Carbon finance, if structured correctly, could radically shift the viability of clean cooking enterprises across the continent. But it must be underpinned by strong governance, equitable benefit sharing, and real demand.
You’ve also worked on investment mobilization across sectors, including agriculture and health. What lessons are you carrying forward from that work?
One clear lesson is that capital doesn’t move without clarity about risk, return, or regulation. Whether we’re talking about renewable energy, primary healthcare, or agricultural infrastructure, funders and developers alike need ecosystems that de-risk entry and align incentives.
In Angola, DRC, and Zambia, I led a team assessing investment opportunities across energy, agriculture, and digital health. We mapped gaps in electricity access along the Lobito Corridor, including mines that primarily rely on diesel-powered generators, and identified investable opportunities in off-grid solar, mini-grids, and transmission. At the same time, we proposed ways to leverage the rail corridor to accelerate trade and services in the region.
It was a powerful reminder that capital flows are not only shaped by return potential but also by cross-sectoral collaboration to de-risk investments.

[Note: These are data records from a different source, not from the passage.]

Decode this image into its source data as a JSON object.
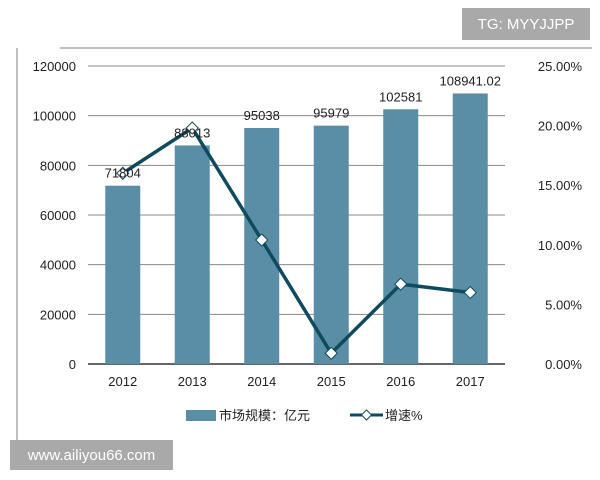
{
  "watermarks": {
    "top_right": "TG: MYYJJPP",
    "bottom_left": "www.ailiyou66.com"
  },
  "colors": {
    "bar": "#5a8ea7",
    "line": "#0f4b5e",
    "grid": "#8a8a8a"
  },
  "chart_data": {
    "type": "bar",
    "categories": [
      "2012",
      "2013",
      "2014",
      "2015",
      "2016",
      "2017"
    ],
    "series": [
      {
        "name": "市场规模：亿元",
        "type": "bar",
        "axis": "left",
        "values": [
          71804,
          88013,
          95038,
          95979,
          102581,
          108941.02
        ],
        "labels": [
          "71804",
          "88013",
          "95038",
          "95979",
          "102581",
          "108941.02"
        ]
      },
      {
        "name": "增速%",
        "type": "line",
        "axis": "right",
        "values": [
          16.0,
          19.8,
          10.4,
          0.9,
          6.7,
          6.0
        ]
      }
    ],
    "y_left": {
      "range": [
        0,
        120000
      ],
      "ticks": [
        "0",
        "20000",
        "40000",
        "60000",
        "80000",
        "100000",
        "120000"
      ]
    },
    "y_right": {
      "range": [
        0,
        25
      ],
      "ticks": [
        "0.00%",
        "5.00%",
        "10.00%",
        "15.00%",
        "20.00%",
        "25.00%"
      ]
    },
    "grid": true,
    "legend": {
      "placement": "bottom",
      "items": [
        "市场规模：亿元",
        "增速%"
      ]
    }
  }
}
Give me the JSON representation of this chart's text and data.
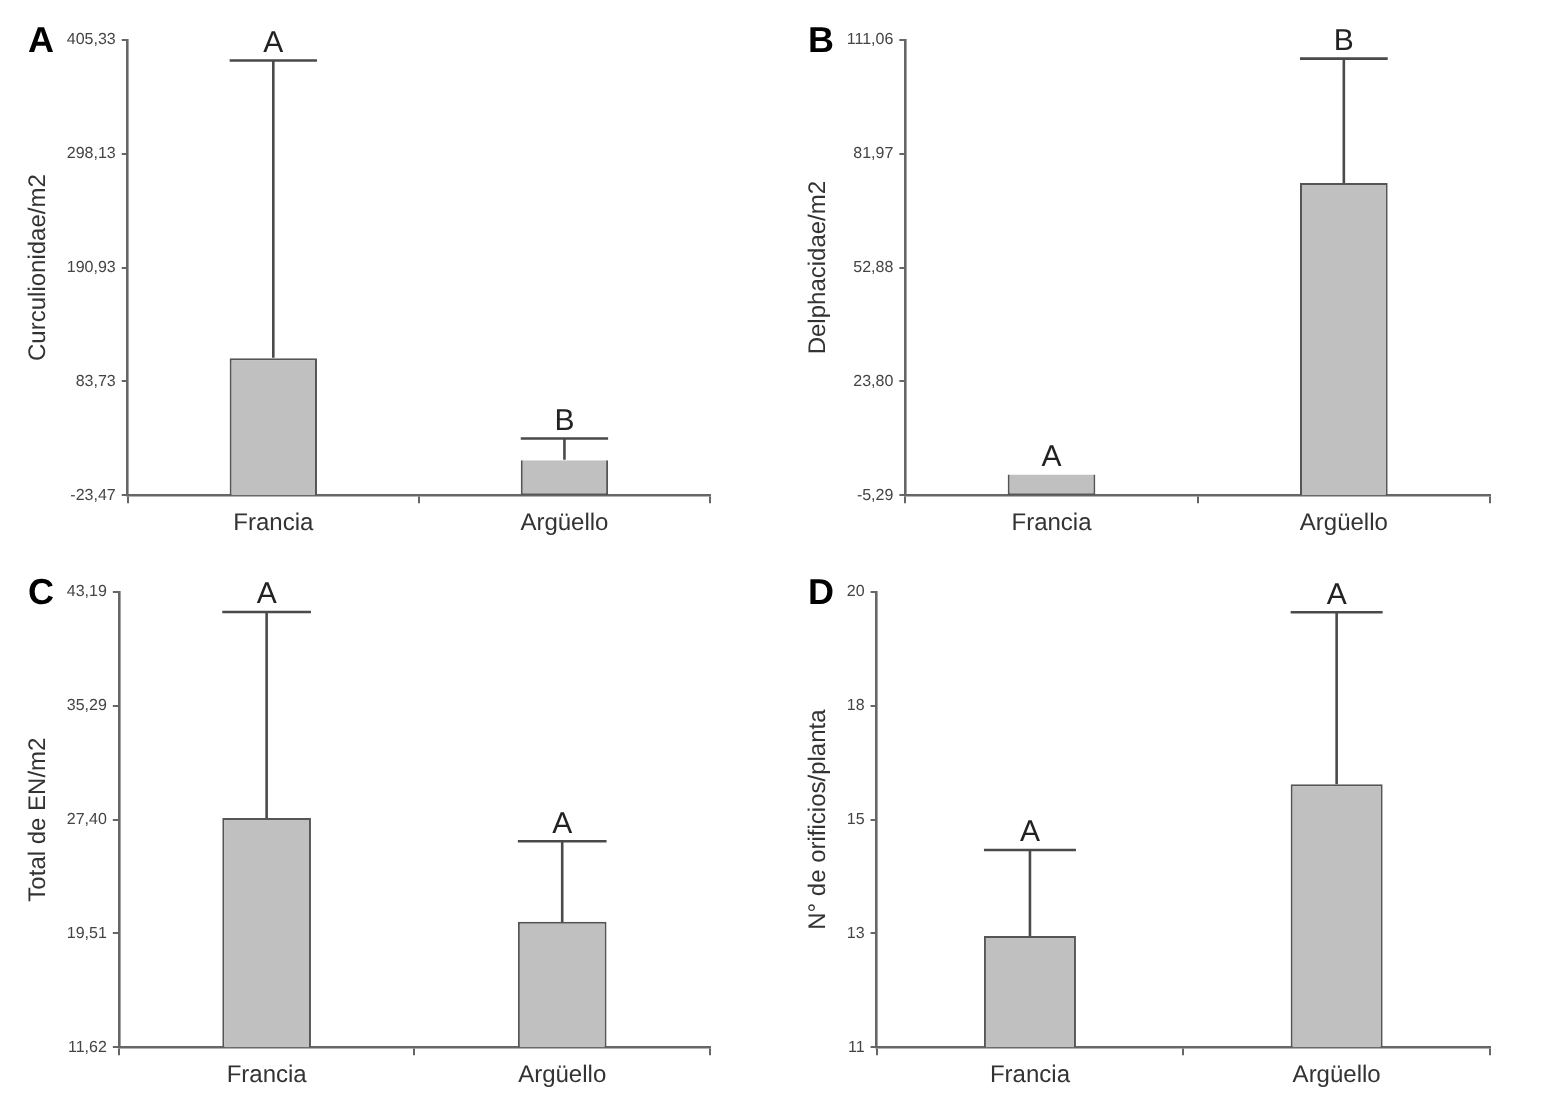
{
  "chart_data": [
    {
      "type": "bar",
      "title": "A",
      "ylabel": "Curculionidae/m2",
      "categories": [
        "Francia",
        "Argüello"
      ],
      "color": "#c0c0c0",
      "values": [
        129,
        33
      ],
      "base": [
        -23.47,
        -23.47
      ],
      "errors": [
        [
          106,
          386
        ],
        [
          10,
          30
        ]
      ],
      "ylim": [
        -23.47,
        405.33
      ],
      "yticks": [
        {
          "value": -23.47,
          "label": "-23,47"
        },
        {
          "value": 83.73,
          "label": "83,73"
        },
        {
          "value": 190.93,
          "label": "190,93"
        },
        {
          "value": 298.13,
          "label": "298,13"
        },
        {
          "value": 405.33,
          "label": "405,33"
        }
      ],
      "annotations": [
        {
          "text": "A",
          "x": "Francia",
          "y": 386
        },
        {
          "text": "B",
          "x": "Argüello",
          "y": 30
        }
      ],
      "grid": false,
      "legend": false
    },
    {
      "type": "bar",
      "title": "B",
      "ylabel": "Delphacidae/m2",
      "categories": [
        "Francia",
        "Argüello"
      ],
      "color": "#c0c0c0",
      "values": [
        5.3,
        79.8
      ],
      "base": [
        -5.29,
        -5.29
      ],
      "errors": [
        null,
        [
          74.5,
          106.3
        ]
      ],
      "ylim": [
        -5.29,
        111.06
      ],
      "yticks": [
        {
          "value": -5.29,
          "label": "-5,29"
        },
        {
          "value": 23.8,
          "label": "23,80"
        },
        {
          "value": 52.88,
          "label": "52,88"
        },
        {
          "value": 81.97,
          "label": "81,97"
        },
        {
          "value": 111.06,
          "label": "111,06"
        }
      ],
      "annotations": [
        {
          "text": "A",
          "x": "Francia",
          "y": 0
        },
        {
          "text": "B",
          "x": "Argüello",
          "y": 106.3
        }
      ],
      "grid": false,
      "legend": false
    },
    {
      "type": "bar",
      "title": "C",
      "ylabel": "Total de EN/m2",
      "categories": [
        "Francia",
        "Argüello"
      ],
      "color": "#c0c0c0",
      "values": [
        15.9,
        8.7
      ],
      "base": [
        11.62,
        11.62
      ],
      "errors": [
        [
          27.5,
          41.8
        ],
        [
          20.3,
          25.9
        ]
      ],
      "ylim": [
        11.62,
        43.19
      ],
      "yticks": [
        {
          "value": 11.62,
          "label": "11,62"
        },
        {
          "value": 19.51,
          "label": "19,51"
        },
        {
          "value": 27.4,
          "label": "27,40"
        },
        {
          "value": 35.29,
          "label": "35,29"
        },
        {
          "value": 43.19,
          "label": "43,19"
        }
      ],
      "annotations": [
        {
          "text": "A",
          "x": "Francia",
          "y": 41.8
        },
        {
          "text": "A",
          "x": "Argüello",
          "y": 25.9
        }
      ],
      "grid": false,
      "legend": false
    },
    {
      "type": "bar",
      "title": "D",
      "ylabel": "N° de orificios/planta",
      "categories": [
        "Francia",
        "Argüello"
      ],
      "color": "#c0c0c0",
      "values": [
        2.2,
        5.2
      ],
      "base": [
        11,
        11
      ],
      "errors": [
        [
          13.2,
          14.9
        ],
        [
          16.2,
          19.6
        ]
      ],
      "ylim": [
        11,
        20
      ],
      "yticks": [
        11,
        {
          "value": 13.25,
          "label": "13"
        },
        {
          "value": 15.5,
          "label": "15"
        },
        {
          "value": 17.75,
          "label": "18"
        },
        20
      ],
      "annotations": [
        {
          "text": "A",
          "x": "Francia",
          "y": 14.9
        },
        {
          "text": "A",
          "x": "Argüello",
          "y": 19.6
        }
      ],
      "grid": false,
      "legend": false
    }
  ]
}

What is the role of advisors like Dalberg in accelerating climate-aligned investment into Africa?
At Dalberg, we don’t just offer strategy, we often act as translators between global capital and national priorities. Our role is to help our clients including governments, philanthropies, or private investors to design solutions that are not only fundable, but feasible and sustainable within the systems they operate.
One project that stands out is our work with the UK Foreign, Commonwealth and Development Office to promote private sector trade and investment in Kenya’s renewable energy market. We convened actors from across the energy value chain including project developers, investors, policy makers, and manufacturers and facilitated deep conversations on how to build a pipeline of investable deals. We tackled everything from regulatory bottlenecks to investor incentives, helping to align different players around a shared agenda for scaling renewable energy access in Kenya.
That’s a clear example of what Dalberg brings to the table; the ability to convene the right mix of actors, surface actionable insights, and design practical mechanisms to move from aspiration to implementation.
Looking ahead, what do you believe it will take to truly scale Africa’s climate transitions?
We need three things: patient capital, cross-sectoral partnerships, and innovative finance facilities. That includes carbon finance that reaches last-mile communities, blended finance vehicles that don’t just de-risk investments but also create value for communities, and better-aligned donor, corporate, and government collaborations.
I’m especially excited about the emerging nexus between climate, health, and food systems, areas where Africa is seen not just as a vulnerable recipient of aid but also as an innovative and investable continent.